Originally created 03/17/04

Marsh & McLennan reports more subpoenas for Putnam

BOSTON -- The Securities and Exchange Commission has issued subpoenas to Putnam Investments over the company's directed brokerage and revenue sharing practices, indicating a widening probe into the company at the center of the mutual fund scandal.

In its annual report filed with the SEC, Putnam parent company Marsh & McLennan Cos. disclosed that Putnam has received subpoenas from the SEC's Philadelphia office about directed brokerage practices. It said the SEC has interviewed company employees.

The SEC's Chicago office and the National Association of Securities Dealers also want information from Putnam about revenue sharing arrangements, the report said.

"Putnam is fully cooperating with the regulatory authorities," the report said.

Revenue sharing is a practice in which brokerage firms steer clients toward mutual funds in exchange for payments from the fund companies. Directed brokerage is when a fund company gives its trading to a broker in exchange for the broker selling the firm's funds.

Putnam, which managed about $240 billion in assets as of Dec. 31, was the first investment firm formally accused of wrongdoing in the now-widespread scandal over improper market-timing trades.

Market timing refers to trades that move quickly in and out of mutual funds.

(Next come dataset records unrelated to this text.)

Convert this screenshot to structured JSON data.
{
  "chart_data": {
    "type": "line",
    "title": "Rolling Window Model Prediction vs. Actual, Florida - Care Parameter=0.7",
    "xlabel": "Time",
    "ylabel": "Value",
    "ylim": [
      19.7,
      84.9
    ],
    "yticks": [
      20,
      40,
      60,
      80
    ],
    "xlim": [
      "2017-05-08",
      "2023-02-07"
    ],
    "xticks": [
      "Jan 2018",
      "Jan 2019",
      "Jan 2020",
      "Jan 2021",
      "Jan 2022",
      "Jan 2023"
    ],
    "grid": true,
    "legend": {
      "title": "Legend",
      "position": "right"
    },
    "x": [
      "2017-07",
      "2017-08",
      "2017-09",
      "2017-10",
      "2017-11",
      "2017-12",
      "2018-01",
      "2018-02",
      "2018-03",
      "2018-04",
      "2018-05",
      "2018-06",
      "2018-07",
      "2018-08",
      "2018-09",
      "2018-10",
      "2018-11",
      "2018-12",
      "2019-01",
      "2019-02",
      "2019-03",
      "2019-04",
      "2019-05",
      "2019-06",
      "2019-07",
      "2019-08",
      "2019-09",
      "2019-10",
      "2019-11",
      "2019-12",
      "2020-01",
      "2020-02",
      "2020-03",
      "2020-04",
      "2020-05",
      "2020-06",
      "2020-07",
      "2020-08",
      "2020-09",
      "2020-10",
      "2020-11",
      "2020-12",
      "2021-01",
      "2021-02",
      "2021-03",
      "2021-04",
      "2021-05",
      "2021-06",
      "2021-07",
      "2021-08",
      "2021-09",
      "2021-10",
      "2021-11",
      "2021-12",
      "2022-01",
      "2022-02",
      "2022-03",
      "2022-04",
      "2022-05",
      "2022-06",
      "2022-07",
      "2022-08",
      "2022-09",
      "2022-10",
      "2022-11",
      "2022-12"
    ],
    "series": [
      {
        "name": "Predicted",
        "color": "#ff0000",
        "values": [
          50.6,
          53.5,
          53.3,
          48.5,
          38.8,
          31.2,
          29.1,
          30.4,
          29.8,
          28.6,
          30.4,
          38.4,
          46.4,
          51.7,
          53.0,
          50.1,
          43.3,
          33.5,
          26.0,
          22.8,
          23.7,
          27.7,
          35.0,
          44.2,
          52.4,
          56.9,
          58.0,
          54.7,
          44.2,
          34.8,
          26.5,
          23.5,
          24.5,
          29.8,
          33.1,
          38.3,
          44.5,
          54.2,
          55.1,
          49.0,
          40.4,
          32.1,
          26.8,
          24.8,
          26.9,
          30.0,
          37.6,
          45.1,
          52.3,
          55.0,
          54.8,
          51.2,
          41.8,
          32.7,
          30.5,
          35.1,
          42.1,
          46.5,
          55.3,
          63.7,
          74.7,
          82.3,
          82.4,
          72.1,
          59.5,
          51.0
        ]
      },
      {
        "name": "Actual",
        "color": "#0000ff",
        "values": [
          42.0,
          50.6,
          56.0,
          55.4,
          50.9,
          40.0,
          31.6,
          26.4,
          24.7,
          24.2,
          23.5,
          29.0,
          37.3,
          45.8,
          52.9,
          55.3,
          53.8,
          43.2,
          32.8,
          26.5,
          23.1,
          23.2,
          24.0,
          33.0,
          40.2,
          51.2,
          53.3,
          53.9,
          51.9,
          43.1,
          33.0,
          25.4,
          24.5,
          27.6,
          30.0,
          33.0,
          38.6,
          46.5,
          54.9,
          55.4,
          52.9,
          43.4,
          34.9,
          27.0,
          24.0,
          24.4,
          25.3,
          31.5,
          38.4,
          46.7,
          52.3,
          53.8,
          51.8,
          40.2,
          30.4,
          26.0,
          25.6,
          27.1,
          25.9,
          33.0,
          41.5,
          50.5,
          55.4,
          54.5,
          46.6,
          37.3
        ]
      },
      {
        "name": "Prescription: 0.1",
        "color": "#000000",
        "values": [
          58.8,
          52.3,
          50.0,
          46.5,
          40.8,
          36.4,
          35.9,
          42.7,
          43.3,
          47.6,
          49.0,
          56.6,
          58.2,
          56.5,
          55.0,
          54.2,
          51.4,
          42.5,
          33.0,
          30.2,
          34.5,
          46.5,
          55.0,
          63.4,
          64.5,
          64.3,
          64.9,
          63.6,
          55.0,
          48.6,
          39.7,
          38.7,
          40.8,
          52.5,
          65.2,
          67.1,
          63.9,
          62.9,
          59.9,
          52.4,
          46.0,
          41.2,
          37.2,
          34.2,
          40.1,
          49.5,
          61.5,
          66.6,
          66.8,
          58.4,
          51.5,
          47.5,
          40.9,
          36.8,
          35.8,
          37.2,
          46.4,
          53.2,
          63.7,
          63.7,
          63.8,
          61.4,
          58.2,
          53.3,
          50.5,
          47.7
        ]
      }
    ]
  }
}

The company's SEC filing on Monday reported that the U.S. Attorney in Boston, the Florida Department of Financial Services, the office of the Attorney General of New York, the secretary of state and the state auditor of West Virginia and the Boston office of the U.S. Department of Labor have also subpoenaed the company.

Putnam has already reached a partial settlement with the Securities and Exchange Commission over market timing, but still faces fraud allegations over the practice from Massachusetts regulators. After the scandal broke, Putnam lost tens of billions of dollars in assets.

Market timing is not illegal, but some regulators contend it is fraudulent for companies to tolerate it for some customers, despite promises in their prospectuses not to. Indirectly, profits made from market timing can skim profits from long-term investors.

Putnam spokeswoman Nancy Fisher referred a call for comment to Marsh & McLennan spokeswoman Barbara Perlmutter, who did not immediately return a call.

The company also reported that as of March 4, Marsh & McLennan and Putnam are the targets of about 70 civil complaints over market timing. Those actions have been filed in state and federal courts in New York, Massachusetts, California, Illinois, Connecticut, Vermont, Kansas and North Carolina.

Mercer Bullard, a law professor at the University of Mississippi and a former assistant chief counsel in the SEC's mutual funds division, said it is not surprising that so many states are seeking information from Putnam, given that the company is at the center of the scandal.

"If anything, there aren't as many states involved as should be. You're talking about the most popular investment vehicle ever created," he said. "This should be the vehicle by which state regulators take more interest than another other securities issue."